The State Department would also be a key player to work through diplomatic actions that will likely focus on convincing countries to take action against ransomware actors operating within their borders. The Treasury Department could assist with the development of sanctions and work with cryptocurrency markets to disrupt the flow of funds to actors. Other government agencies may also have a role to play and could be included in the JRTF as needed.

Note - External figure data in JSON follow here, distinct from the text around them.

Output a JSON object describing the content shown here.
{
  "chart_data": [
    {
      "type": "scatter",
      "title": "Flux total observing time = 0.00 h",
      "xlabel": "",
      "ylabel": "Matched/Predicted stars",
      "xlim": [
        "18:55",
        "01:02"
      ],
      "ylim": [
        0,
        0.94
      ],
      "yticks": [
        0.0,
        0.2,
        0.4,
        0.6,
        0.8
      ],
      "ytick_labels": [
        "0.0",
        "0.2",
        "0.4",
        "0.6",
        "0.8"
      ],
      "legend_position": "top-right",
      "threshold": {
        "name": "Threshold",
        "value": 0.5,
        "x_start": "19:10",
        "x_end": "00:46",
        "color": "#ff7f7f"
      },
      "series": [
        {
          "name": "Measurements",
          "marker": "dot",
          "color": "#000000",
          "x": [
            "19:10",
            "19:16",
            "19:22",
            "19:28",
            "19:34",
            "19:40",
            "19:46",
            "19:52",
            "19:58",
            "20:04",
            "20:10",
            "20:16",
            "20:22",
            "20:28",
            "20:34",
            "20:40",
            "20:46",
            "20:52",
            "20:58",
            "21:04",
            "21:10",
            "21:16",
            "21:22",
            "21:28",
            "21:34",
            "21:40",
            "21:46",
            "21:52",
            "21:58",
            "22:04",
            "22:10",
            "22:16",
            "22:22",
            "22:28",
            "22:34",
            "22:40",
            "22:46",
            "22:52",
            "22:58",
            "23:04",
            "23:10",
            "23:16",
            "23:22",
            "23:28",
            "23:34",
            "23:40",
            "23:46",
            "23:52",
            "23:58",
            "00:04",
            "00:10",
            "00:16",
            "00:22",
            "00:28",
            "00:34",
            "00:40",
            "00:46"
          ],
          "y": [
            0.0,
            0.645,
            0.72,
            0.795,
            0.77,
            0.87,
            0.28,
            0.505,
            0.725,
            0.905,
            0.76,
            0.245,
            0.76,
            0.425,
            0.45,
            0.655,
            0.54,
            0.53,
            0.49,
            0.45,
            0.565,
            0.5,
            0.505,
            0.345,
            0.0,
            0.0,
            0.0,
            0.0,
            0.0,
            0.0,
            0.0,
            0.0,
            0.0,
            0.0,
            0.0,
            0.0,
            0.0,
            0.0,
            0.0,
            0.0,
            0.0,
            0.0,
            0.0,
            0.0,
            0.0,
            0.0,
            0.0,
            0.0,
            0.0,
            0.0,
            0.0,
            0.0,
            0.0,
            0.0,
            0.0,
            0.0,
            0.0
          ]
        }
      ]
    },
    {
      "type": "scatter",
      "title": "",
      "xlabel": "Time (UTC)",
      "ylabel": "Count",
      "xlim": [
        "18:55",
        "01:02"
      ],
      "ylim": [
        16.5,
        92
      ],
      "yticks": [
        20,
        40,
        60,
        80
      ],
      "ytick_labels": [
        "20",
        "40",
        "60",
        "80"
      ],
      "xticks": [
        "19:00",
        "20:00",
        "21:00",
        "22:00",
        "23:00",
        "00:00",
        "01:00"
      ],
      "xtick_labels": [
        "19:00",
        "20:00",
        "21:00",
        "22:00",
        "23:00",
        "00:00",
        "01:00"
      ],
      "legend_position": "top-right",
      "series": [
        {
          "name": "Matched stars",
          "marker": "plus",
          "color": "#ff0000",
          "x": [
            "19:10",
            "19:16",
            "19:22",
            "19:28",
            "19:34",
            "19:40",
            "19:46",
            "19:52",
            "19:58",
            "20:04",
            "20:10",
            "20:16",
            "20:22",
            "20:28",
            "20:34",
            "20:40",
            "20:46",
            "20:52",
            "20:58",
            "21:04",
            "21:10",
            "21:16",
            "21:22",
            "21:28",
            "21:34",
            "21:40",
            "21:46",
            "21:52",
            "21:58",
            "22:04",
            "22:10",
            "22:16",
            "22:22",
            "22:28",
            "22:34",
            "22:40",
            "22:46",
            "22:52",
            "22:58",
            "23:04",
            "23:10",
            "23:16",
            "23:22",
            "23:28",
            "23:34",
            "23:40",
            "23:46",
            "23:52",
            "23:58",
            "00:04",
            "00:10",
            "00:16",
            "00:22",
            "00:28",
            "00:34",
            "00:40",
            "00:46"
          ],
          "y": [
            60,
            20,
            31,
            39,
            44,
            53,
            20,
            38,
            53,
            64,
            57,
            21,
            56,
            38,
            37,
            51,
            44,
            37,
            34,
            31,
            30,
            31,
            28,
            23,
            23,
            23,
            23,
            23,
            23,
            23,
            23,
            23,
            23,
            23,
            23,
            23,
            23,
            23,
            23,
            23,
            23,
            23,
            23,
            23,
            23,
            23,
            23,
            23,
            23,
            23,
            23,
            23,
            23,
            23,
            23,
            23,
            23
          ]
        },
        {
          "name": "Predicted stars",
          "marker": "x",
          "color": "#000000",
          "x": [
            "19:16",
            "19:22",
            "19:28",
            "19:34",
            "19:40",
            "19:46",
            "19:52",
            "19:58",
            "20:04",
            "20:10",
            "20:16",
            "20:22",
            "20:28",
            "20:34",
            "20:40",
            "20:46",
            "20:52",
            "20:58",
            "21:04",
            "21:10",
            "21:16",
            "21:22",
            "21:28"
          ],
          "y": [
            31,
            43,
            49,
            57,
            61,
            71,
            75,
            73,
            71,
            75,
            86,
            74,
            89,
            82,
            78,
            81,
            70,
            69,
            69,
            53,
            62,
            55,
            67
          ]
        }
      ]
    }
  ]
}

The bottom line here is that ransomware demands solutions that aren't just the ones we use to deal with criminals. If ransomware is truly a national security problem, then the government must take a national security approach to solving it, leveraging the authorities and capabilities across multiple government agencies.
Private sector engagement
The private sector has a role to play here in assessing potential threats and assisting in lawful activities to disrupt actor operations. The private sector has years of direct experience analyzing malicious activity, monitoring actors and working directly with organizations affected by ransomware. They also have expert-level understanding of how real-world networks and services operate, how these technologies are misused by actors and how they can be utilized to disrupt actor activities.
Public/private cooperation on cyber activities is not new, but the level of cooperation necessary to correctly identify national security threats and help build a safe, actionable response to those threats is. High-level threats require the combination of government and private-sector expertise to design customized disruption and deterrence activities.
There is a long history of cooperation of this sort, but it has largely been one-sided. Government must become more comfortable with making private sector experts part of the discussion process for building profiles of the actors and executing on technical disruption activities. Intelligence that is gained, to the extent possible, but especially technical indicators and actor TTPs, should be shared with private sector organizations that are capable of supporting disruption activities. This means that information needs to flow both ways so that the experts on both sides can provide their best guidance. Likewise, as the RTF report says, "Private-sector participants must recognize that not all government actions will be shared or coordinated with non-government actors due to security concerns or to protect sources and methods."